Dr. Timothy George, dean of Beeson Divinity School, took up the notion. He praised "the ecumenism of the trenches," wherein Catholics and Evangelicals had found themselves side by side in the struggle over issues such as abortion. "Having found one another, we began to develop a deeper sense of unity," one that led to the creation of Evangelicals and Catholics Together, a sort of religious think-tank that produced statements on the various issues of division. "This is what I have called an ecumenism of convictions, not an ecumenism of accommodation.... We must seek unity in truth. There is no unity worth having that is not unity in truth. We are committed to the truth because Jesus Christ said, 'I am the way, I am the truth, I am the life.' If we're committed to Him, we can be committed to nothing less than the truth.... That means, sometimes, that we can walk this far but no further on an issue. We have to say, in good conscience, under God, that we cannot walk together."

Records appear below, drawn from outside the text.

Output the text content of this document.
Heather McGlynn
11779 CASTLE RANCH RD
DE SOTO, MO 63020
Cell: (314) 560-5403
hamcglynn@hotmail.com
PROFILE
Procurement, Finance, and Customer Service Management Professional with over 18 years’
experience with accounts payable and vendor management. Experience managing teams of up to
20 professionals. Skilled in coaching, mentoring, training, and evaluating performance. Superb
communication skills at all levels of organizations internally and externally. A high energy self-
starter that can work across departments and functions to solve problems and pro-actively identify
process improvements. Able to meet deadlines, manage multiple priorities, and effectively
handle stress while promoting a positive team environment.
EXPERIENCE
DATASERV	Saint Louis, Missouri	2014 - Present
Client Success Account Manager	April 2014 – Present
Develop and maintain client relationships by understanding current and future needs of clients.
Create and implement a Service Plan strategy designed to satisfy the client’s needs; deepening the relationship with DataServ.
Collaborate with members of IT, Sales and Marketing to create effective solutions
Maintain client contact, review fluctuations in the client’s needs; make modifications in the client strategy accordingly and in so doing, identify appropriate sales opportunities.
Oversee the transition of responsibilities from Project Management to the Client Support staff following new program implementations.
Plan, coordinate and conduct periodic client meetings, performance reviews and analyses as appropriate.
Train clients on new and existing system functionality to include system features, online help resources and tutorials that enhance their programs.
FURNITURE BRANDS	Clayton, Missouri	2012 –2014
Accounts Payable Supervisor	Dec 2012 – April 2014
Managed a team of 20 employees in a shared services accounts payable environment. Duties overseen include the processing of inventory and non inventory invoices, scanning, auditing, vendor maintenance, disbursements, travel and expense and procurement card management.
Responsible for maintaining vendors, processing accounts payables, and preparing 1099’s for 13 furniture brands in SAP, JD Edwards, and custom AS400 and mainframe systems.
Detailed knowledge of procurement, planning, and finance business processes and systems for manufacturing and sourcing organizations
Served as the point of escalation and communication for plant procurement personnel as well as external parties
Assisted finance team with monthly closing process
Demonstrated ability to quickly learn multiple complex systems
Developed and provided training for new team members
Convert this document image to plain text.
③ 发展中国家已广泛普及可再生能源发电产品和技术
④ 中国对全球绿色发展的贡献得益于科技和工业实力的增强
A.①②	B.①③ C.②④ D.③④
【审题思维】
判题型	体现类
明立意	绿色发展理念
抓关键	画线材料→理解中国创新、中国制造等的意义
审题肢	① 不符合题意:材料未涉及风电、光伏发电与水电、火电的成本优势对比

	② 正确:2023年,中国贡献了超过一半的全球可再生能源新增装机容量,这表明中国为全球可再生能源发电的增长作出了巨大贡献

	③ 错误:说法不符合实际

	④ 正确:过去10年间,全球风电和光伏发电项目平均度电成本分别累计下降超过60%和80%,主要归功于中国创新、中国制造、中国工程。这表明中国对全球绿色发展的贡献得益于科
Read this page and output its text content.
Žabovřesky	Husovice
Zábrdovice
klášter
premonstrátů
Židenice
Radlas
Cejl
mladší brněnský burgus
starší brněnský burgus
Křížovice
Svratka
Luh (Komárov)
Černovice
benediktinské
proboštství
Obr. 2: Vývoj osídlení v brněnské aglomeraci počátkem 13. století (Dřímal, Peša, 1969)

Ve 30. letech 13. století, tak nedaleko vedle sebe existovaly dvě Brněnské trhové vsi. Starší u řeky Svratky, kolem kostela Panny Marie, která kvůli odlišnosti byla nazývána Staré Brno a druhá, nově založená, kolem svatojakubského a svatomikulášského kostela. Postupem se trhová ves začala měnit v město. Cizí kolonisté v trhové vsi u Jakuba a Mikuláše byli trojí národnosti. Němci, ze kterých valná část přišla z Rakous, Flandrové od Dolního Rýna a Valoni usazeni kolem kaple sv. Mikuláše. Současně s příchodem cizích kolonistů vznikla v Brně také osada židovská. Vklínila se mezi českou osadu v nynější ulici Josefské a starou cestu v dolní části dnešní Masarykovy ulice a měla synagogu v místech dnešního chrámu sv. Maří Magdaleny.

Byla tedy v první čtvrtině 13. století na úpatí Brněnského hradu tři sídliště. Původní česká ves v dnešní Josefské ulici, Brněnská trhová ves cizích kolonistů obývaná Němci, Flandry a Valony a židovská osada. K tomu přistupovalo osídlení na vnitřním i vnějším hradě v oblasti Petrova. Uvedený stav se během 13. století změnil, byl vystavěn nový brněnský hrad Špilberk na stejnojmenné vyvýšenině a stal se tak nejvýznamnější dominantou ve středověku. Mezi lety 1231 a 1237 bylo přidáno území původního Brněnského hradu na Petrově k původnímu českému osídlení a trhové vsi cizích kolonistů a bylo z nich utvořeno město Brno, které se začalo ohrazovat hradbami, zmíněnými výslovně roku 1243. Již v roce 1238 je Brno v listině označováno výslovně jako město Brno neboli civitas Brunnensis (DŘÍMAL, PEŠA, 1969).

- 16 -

Father Anthony Saroki, director of vocations for the Diocese of San Diego, spoke of his admiration for Philip Johnson, author of Darwin on Trial and a man who combated scientism, "the notion that the only things you can have truth debates on have to do with science. When it comes to religion, you can't have debates about truth; it's debates about opinion." Saroki had encountered that attitude among both Christians and Catholics -- the idea that "religion has nothing to do with our convictions and beliefs that these things are so."

President Copan stepped in to offer his own comment on truth: "Is there a relativism within Christianity...? No. All these expressions cannot be right. If the Catholic understanding of the Church and the Mass is correct, then the Evangelicals are incorrect. There are genuinely conflicting truth claims."

Later on, Dr. George made a kind of reply: "I think doctrine matters. I think theology matters. I think truth matters. Where we have differences, I don't think we sweep them aside, but we continue to follow the prayer of the Lord Jesus to the heavenly Father in John 17: 'I pray that they may all be one, so that the world might believe.'"

And Brumley offered this toward the session's conclusion, a probing exploration of the complex relation between faith and truth: "I would not want an Evangelical to profess those things which he regards as not true. That would be, at the very least, a sin, and...it may be damnable. But, if you do come to believe that what the Catholic Church teaches is divinely revealed, then...not to accept those things and become a Catholic? How can I think that would be anything other than a sin...? A man must be faithful to what God has revealed. I believe God is going to honor that and lead him to wisdom and understanding. I don't believe that we should expect that person to act contrary to his honest, prayerful conviction about what's true."